I held up my hands. I had no more patience for politics. “Okay, even if this is true, you haven’t begun to explain why either Iris or Ellen would want to kill Tucker, leave alone frame me for it.”

 

“I believe Ellen caught wind that Tucker was loyal to me.”

 

“Or disloyal to her, you could say.”

 

My mother nodded her assent. “That would be Ellen’s view of the situation.” She took a few steps away from me, and then turned back, holding her hands out toward me, her palms turned upward. “That would be Ellen’s motive,” she said, “at least as far as removing Tucker is concerned.”

 

“What about where I’m concerned?” I asked.

 

“My dear, as you know, the line has a taste for Savannah Taylors.

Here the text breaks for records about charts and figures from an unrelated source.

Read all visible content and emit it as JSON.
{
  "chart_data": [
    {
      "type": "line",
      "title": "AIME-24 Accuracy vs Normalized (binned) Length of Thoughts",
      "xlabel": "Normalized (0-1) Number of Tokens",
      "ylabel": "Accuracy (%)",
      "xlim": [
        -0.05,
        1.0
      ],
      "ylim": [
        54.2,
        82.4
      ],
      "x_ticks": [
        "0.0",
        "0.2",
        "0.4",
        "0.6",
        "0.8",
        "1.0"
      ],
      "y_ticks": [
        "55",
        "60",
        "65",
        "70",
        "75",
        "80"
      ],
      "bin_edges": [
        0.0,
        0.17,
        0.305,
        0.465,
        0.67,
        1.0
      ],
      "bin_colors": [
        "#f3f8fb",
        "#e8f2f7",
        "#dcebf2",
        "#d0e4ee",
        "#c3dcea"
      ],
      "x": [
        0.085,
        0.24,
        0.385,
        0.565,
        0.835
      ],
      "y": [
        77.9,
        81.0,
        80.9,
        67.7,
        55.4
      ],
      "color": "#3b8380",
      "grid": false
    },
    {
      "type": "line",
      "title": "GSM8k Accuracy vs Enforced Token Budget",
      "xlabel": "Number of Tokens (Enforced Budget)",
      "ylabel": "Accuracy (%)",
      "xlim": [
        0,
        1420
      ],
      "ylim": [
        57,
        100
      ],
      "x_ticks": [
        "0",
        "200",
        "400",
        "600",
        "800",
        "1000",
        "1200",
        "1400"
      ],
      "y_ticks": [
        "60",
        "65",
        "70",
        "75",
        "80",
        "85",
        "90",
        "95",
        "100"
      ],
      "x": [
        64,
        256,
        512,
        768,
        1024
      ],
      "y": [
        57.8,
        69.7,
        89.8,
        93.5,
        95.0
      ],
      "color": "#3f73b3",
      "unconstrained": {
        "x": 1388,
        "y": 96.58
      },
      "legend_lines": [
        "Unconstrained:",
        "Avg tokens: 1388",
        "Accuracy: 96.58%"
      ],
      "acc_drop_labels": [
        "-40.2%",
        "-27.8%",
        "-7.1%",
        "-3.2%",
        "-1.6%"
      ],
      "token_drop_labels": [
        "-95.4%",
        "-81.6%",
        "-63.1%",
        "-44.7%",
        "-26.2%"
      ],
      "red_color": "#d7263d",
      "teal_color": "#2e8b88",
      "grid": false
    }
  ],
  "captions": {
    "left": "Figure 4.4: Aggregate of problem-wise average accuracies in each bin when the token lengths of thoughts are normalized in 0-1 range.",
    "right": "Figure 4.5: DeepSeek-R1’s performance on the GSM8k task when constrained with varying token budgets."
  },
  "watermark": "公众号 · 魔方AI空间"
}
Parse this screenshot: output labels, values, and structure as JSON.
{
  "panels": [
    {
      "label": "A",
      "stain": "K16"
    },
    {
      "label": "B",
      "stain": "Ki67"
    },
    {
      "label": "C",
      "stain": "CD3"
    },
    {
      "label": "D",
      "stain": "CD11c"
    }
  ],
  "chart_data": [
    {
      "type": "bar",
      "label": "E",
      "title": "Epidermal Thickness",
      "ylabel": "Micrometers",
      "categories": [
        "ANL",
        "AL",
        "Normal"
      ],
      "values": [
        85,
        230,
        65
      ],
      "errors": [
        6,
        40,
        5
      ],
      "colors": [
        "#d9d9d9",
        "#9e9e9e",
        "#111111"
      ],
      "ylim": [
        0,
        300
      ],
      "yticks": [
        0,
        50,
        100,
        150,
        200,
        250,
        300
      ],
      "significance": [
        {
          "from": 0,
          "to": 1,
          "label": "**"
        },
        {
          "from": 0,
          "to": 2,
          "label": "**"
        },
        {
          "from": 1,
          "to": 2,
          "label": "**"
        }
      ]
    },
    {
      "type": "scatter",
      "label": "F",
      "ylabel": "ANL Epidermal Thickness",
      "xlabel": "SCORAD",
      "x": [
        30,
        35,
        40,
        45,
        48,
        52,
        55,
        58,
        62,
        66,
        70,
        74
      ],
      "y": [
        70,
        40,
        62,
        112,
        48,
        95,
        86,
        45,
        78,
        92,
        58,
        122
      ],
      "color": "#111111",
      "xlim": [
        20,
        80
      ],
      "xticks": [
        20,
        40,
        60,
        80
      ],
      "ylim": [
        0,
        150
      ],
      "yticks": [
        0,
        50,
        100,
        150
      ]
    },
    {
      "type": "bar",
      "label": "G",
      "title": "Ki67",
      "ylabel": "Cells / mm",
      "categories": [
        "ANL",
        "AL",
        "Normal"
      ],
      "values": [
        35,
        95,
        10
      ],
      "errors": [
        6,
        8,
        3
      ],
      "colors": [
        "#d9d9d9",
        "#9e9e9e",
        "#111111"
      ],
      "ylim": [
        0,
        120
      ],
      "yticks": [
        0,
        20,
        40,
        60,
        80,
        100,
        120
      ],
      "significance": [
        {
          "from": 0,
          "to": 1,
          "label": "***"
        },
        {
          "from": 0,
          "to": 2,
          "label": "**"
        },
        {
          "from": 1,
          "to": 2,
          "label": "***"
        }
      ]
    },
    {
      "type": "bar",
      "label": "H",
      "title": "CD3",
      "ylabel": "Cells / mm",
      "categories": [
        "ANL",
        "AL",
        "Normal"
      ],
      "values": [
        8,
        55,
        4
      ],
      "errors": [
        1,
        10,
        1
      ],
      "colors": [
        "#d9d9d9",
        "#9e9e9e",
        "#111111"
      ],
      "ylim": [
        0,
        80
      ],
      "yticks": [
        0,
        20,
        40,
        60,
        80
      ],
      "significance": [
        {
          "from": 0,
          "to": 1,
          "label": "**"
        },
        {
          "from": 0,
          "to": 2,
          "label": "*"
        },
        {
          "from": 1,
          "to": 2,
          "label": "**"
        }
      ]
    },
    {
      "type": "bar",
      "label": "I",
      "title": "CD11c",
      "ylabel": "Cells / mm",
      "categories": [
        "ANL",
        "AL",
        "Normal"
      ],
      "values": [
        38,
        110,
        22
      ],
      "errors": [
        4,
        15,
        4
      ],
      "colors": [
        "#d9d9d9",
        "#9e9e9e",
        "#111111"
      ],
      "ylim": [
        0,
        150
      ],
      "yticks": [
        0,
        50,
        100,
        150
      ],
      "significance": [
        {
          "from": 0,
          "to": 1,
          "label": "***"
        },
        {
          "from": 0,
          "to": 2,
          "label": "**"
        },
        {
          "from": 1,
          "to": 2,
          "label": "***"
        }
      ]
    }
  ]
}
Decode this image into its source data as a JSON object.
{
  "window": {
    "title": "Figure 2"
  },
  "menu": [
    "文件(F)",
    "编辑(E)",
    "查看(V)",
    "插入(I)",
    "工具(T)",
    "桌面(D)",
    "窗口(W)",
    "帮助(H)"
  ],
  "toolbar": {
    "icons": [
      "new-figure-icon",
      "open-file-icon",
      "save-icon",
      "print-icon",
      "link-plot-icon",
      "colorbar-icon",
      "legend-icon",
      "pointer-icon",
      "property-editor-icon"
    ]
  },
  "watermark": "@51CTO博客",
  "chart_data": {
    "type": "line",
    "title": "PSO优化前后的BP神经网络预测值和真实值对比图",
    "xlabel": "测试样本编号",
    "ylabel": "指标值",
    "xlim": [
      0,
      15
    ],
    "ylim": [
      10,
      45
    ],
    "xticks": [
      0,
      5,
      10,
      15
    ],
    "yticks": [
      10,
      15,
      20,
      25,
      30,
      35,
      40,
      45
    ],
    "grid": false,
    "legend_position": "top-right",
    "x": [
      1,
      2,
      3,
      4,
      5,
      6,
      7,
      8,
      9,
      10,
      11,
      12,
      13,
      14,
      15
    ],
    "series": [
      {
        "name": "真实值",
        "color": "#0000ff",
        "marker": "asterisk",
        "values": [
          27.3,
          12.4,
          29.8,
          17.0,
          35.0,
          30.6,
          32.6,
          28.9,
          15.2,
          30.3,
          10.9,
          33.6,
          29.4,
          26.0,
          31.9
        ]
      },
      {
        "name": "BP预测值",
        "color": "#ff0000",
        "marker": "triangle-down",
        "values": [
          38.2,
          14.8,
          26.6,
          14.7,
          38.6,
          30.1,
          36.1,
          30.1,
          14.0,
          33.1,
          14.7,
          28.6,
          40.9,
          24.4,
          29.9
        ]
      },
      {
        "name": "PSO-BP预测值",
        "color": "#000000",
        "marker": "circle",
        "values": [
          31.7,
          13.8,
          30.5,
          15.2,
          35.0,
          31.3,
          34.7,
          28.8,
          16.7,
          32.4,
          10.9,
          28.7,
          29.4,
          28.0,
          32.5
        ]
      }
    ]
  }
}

With you out of the way, there is at least a thirty-three-percent chance Ellen would be chosen as the next anchor. She couldn’t ask for a better position from which to seek revenge for the death of her son.”

 

I leaned back and considered what she had said, and as I did, I noticed that the dome above us had been covered with frost. “Look,” I said and pointed up. My mother raised her eyes to look at the dome, and I heard a loud whumpf as if something heavy had been slammed against it. Tiny lines formed across the glass, and the sound of stressed panes cracking echoed all around us in the hexagonal hall. Wordlessly, my mother raised both hands toward me, and a force shot from her that knocked me and my chair several feet back. The chair tumbled over me as I landed a little beyond the entranceway, in a side room. The music of a thousand singing shards nearly drowned out my mother’s gasp. I bounded to my feet in time to watch a transparent stake tumble from above, impaling her through her eye. A total collapse followed, the whole weight of what remained of the dome tumbling down and sending shards like fireworks shooting through the hall. I wasn’t screaming. The sound wouldn’t come. I wasn’t moving. My body wouldn’t budge. I didn’t use magic to protect myself. I could not process thought, let alone channel energy. In the instant before the nearest shards sliced through me, hands reached out from behind me and whisked me from the doorway. I heard the door slam behind me and innumerable strikes as the tiny projectiles embedded themselves into its wooden skin.

 

Strong arms held me, sheltered me. Shaking, horrified, I looked up into Emmet’s face.